In both the upper and lower GI bleeding groups, many patients were on mechanical ventilation. This is closely associated with stress ulceration and GI bleeding of critically ill patients. The authors should analyze the effects of mechanical ventilation separately, comparing the bleeding characteristics and outcomes of ICU patients on and not on ventilation.

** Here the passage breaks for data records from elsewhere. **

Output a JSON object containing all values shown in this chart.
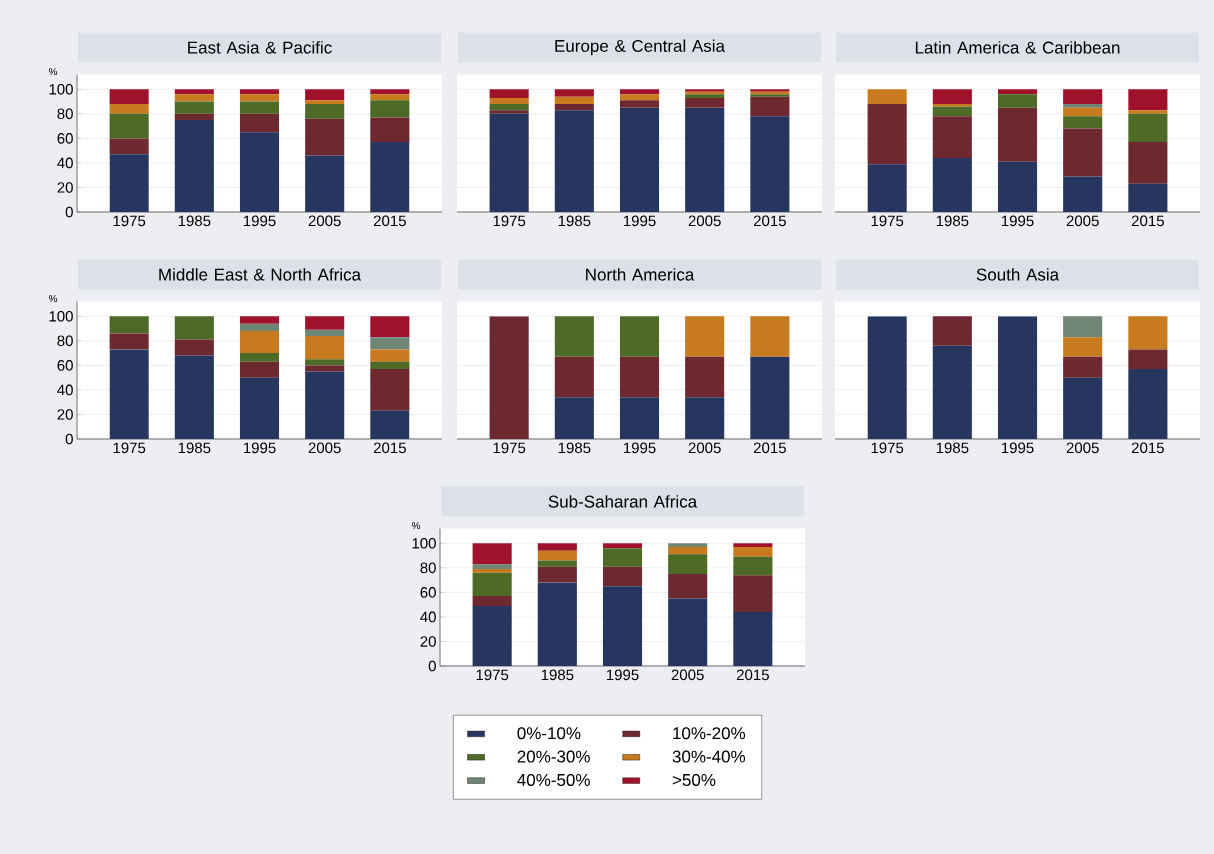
{
  "chart_data": [
    {
      "type": "bar",
      "stacked": true,
      "title": "East Asia & Pacific",
      "ylabel": "%",
      "categories": [
        "1975",
        "1985",
        "1995",
        "2005",
        "2015"
      ],
      "ylim": [
        0,
        112
      ],
      "yticks": [
        0,
        20,
        40,
        60,
        80,
        100
      ],
      "grid": "y",
      "series": [
        {
          "color": "#26365f",
          "values": [
            47,
            75,
            65,
            46,
            57
          ]
        },
        {
          "color": "#6e2830",
          "values": [
            13,
            5,
            15,
            30,
            20
          ]
        },
        {
          "color": "#4d6a27",
          "values": [
            20,
            10,
            10,
            12,
            14
          ]
        },
        {
          "color": "#c87a1e",
          "values": [
            8,
            6,
            6,
            3,
            5
          ]
        },
        {
          "color": "#6f8576",
          "values": [
            0,
            0,
            0,
            0,
            0
          ]
        },
        {
          "color": "#a0122c",
          "values": [
            12,
            4,
            4,
            9,
            4
          ]
        }
      ]
    },
    {
      "type": "bar",
      "stacked": true,
      "title": "Europe & Central Asia",
      "categories": [
        "1975",
        "1985",
        "1995",
        "2005",
        "2015"
      ],
      "ylim": [
        0,
        112
      ],
      "yticks": [
        0,
        20,
        40,
        60,
        80,
        100
      ],
      "grid": "y",
      "tick_labels": "x",
      "series": [
        {
          "color": "#26365f",
          "values": [
            80,
            83,
            85,
            85,
            78
          ]
        },
        {
          "color": "#6e2830",
          "values": [
            3,
            5,
            6,
            8,
            16
          ]
        },
        {
          "color": "#4d6a27",
          "values": [
            5,
            0,
            0,
            3,
            2
          ]
        },
        {
          "color": "#c87a1e",
          "values": [
            5,
            6,
            5,
            2,
            2
          ]
        },
        {
          "color": "#6f8576",
          "values": [
            0,
            0,
            0,
            0,
            0
          ]
        },
        {
          "color": "#a0122c",
          "values": [
            7,
            6,
            4,
            2,
            2
          ]
        }
      ]
    },
    {
      "type": "bar",
      "stacked": true,
      "title": "Latin America & Caribbean",
      "categories": [
        "1975",
        "1985",
        "1995",
        "2005",
        "2015"
      ],
      "ylim": [
        0,
        112
      ],
      "yticks": [
        0,
        20,
        40,
        60,
        80,
        100
      ],
      "grid": "y",
      "tick_labels": "x",
      "series": [
        {
          "color": "#26365f",
          "values": [
            39,
            44,
            41,
            29,
            23
          ]
        },
        {
          "color": "#6e2830",
          "values": [
            49,
            34,
            44,
            39,
            34
          ]
        },
        {
          "color": "#4d6a27",
          "values": [
            0,
            8,
            11,
            10,
            23
          ]
        },
        {
          "color": "#c87a1e",
          "values": [
            12,
            2,
            0,
            7,
            3
          ]
        },
        {
          "color": "#6f8576",
          "values": [
            0,
            0,
            0,
            3,
            0
          ]
        },
        {
          "color": "#a0122c",
          "values": [
            0,
            12,
            4,
            12,
            17
          ]
        }
      ]
    },
    {
      "type": "bar",
      "stacked": true,
      "title": "Middle East & North Africa",
      "ylabel": "%",
      "categories": [
        "1975",
        "1985",
        "1995",
        "2005",
        "2015"
      ],
      "ylim": [
        0,
        112
      ],
      "yticks": [
        0,
        20,
        40,
        60,
        80,
        100
      ],
      "grid": "y",
      "series": [
        {
          "color": "#26365f",
          "values": [
            73,
            68,
            50,
            55,
            23
          ]
        },
        {
          "color": "#6e2830",
          "values": [
            13,
            13,
            13,
            5,
            34
          ]
        },
        {
          "color": "#4d6a27",
          "values": [
            14,
            19,
            7,
            5,
            6
          ]
        },
        {
          "color": "#c87a1e",
          "values": [
            0,
            0,
            18,
            19,
            10
          ]
        },
        {
          "color": "#6f8576",
          "values": [
            0,
            0,
            6,
            5,
            10
          ]
        },
        {
          "color": "#a0122c",
          "values": [
            0,
            0,
            6,
            11,
            17
          ]
        }
      ]
    },
    {
      "type": "bar",
      "stacked": true,
      "title": "North America",
      "categories": [
        "1975",
        "1985",
        "1995",
        "2005",
        "2015"
      ],
      "ylim": [
        0,
        112
      ],
      "yticks": [
        0,
        20,
        40,
        60,
        80,
        100
      ],
      "grid": "y",
      "tick_labels": "x",
      "series": [
        {
          "color": "#26365f",
          "values": [
            0,
            34,
            34,
            34,
            67
          ]
        },
        {
          "color": "#6e2830",
          "values": [
            100,
            33,
            33,
            33,
            0
          ]
        },
        {
          "color": "#4d6a27",
          "values": [
            0,
            33,
            33,
            0,
            0
          ]
        },
        {
          "color": "#c87a1e",
          "values": [
            0,
            0,
            0,
            33,
            33
          ]
        },
        {
          "color": "#6f8576",
          "values": [
            0,
            0,
            0,
            0,
            0
          ]
        },
        {
          "color": "#a0122c",
          "values": [
            0,
            0,
            0,
            0,
            0
          ]
        }
      ]
    },
    {
      "type": "bar",
      "stacked": true,
      "title": "South Asia",
      "categories": [
        "1975",
        "1985",
        "1995",
        "2005",
        "2015"
      ],
      "ylim": [
        0,
        112
      ],
      "yticks": [
        0,
        20,
        40,
        60,
        80,
        100
      ],
      "grid": "y",
      "tick_labels": "x",
      "series": [
        {
          "color": "#26365f",
          "values": [
            100,
            76,
            100,
            50,
            57
          ]
        },
        {
          "color": "#6e2830",
          "values": [
            0,
            24,
            0,
            17,
            16
          ]
        },
        {
          "color": "#4d6a27",
          "values": [
            0,
            0,
            0,
            0,
            0
          ]
        },
        {
          "color": "#c87a1e",
          "values": [
            0,
            0,
            0,
            16,
            27
          ]
        },
        {
          "color": "#6f8576",
          "values": [
            0,
            0,
            0,
            17,
            0
          ]
        },
        {
          "color": "#a0122c",
          "values": [
            0,
            0,
            0,
            0,
            0
          ]
        }
      ]
    },
    {
      "type": "bar",
      "stacked": true,
      "title": "Sub-Saharan Africa",
      "ylabel": "%",
      "categories": [
        "1975",
        "1985",
        "1995",
        "2005",
        "2015"
      ],
      "ylim": [
        0,
        112
      ],
      "yticks": [
        0,
        20,
        40,
        60,
        80,
        100
      ],
      "grid": "y",
      "legend": "bottom",
      "series": [
        {
          "name": "0%-10%",
          "color": "#26365f",
          "values": [
            49,
            68,
            65,
            55,
            44
          ]
        },
        {
          "name": "10%-20%",
          "color": "#6e2830",
          "values": [
            8,
            13,
            16,
            20,
            30
          ]
        },
        {
          "name": "20%-30%",
          "color": "#4d6a27",
          "values": [
            19,
            5,
            15,
            16,
            15
          ]
        },
        {
          "name": "30%-40%",
          "color": "#c87a1e",
          "values": [
            3,
            8,
            0,
            6,
            8
          ]
        },
        {
          "name": "40%-50%",
          "color": "#6f8576",
          "values": [
            4,
            0,
            0,
            3,
            0
          ]
        },
        {
          "name": ">50%",
          "color": "#a0122c",
          "values": [
            17,
            6,
            4,
            0,
            3
          ]
        }
      ]
    }
  ]
}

As the authors state, many confounding factors may have influenced the results, in addition to clinician subjectivity. However, the results are valuable in terms of the management of critically ill patients with GI bleeding. Consistently, early endoscopic intervention was helpful in patients with upper GI bleeding and the importance of bowel preparation before colonoscopy was reaffirmed by this study. However, the present findings do not devalue the role of early colonoscopy in patients with lower GI bleeding: early endoscopy does not mean hurried endoscopy. Improving the outcomes of patients with GI bleeding requires accurate diagnosis via thoughtful endoscopy; preparation takes time. Also, endoscopy should not be delayed by clinician factors.

Conflict of interest

No potential conflict of interest relevant to this article was reported.